The first film ever made by a Swiss about the Genocide is Emmanuelle de Riedmatten’s Blandine et Les Siens which was shot in 2004. The film follows Blandine, a Tutsi girl who was 12-year old during the Genocide as she travels back to Rwanda from Switzerland to reward a Hutu lady who saved her. Joel Karekezi’s short fiction film Imbabazi will also be featured at the festival. It is a moderate film that contributes to the dialogue of justice and reconciliation after the Genocide. Joel’s films have been shown in Rwanda and around the world. The screening of Imbabazi will follow Ella Liliane Mutuyimana’s award winning short Ma vie en Rue meditating on life about traditional and urban life.

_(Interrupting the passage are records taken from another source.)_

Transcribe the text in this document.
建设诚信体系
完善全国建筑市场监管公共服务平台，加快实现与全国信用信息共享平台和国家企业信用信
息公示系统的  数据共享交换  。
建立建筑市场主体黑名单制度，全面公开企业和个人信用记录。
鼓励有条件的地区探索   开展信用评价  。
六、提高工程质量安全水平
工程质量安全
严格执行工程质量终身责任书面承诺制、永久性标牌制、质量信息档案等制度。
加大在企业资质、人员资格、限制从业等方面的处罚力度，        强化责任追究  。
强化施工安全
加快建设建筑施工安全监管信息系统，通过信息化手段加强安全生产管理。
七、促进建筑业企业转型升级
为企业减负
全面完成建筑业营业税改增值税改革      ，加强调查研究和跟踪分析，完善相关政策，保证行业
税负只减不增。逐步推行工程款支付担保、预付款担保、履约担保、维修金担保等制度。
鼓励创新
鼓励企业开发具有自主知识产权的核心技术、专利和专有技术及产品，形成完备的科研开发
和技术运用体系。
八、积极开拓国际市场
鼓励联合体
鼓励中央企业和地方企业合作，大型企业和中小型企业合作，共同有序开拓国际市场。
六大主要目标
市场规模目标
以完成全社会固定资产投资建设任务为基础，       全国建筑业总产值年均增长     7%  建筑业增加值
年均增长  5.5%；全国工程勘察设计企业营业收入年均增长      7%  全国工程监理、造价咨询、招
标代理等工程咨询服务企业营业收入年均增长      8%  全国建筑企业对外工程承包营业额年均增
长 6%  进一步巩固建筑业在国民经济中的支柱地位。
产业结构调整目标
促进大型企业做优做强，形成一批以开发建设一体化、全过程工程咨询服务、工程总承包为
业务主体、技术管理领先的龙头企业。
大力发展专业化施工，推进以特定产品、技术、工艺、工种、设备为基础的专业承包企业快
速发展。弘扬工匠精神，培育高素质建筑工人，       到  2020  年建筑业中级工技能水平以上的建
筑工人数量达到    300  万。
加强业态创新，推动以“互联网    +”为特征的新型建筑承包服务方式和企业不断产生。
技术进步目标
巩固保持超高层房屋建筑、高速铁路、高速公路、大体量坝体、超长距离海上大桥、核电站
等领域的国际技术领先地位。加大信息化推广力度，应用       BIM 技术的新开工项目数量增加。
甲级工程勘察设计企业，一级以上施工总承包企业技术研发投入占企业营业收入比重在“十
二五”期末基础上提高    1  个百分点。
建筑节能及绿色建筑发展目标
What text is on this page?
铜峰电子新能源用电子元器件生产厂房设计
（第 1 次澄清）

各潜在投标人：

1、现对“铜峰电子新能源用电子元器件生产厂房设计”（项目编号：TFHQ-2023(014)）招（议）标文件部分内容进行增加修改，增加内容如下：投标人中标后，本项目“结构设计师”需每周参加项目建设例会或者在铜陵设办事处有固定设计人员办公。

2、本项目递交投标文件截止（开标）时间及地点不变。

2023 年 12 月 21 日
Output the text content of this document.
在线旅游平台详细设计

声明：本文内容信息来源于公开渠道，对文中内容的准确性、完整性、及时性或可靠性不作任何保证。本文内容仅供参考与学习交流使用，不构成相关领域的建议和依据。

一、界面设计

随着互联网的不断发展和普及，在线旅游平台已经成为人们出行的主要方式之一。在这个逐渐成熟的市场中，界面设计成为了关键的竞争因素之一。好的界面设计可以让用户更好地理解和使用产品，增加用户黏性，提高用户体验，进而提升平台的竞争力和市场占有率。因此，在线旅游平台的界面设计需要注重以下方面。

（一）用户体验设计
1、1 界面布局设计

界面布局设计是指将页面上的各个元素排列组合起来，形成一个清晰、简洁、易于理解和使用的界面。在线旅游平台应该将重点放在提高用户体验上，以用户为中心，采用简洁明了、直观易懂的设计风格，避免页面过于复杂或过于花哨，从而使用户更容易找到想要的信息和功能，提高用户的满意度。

Rwanda, l’autre Revanche is yet to be shown in Rwanda but the Swiss filmmaker Pierre-Alain Frey followed Michel and Eline Kocher-Mukantare as they travelled with their children through Rwanda to capture the country’s story of hope. It tells how the Swiss couple viewed the desire of the people of Rwanda for education and the difficulties in living together five years after the genocide. The Rwandan Night is a thought-provoking ethnographic documentary edited with from footage of commemorators at Amahoro stadium in Kigali and interviews with Genocide scholars in an attempt to define the word genocide at a conference in California. The film is the first sequel of Rwanda: Beyond the Deadly Pit filmed over the course of three years in Rwanda, United States of America and Switzerland.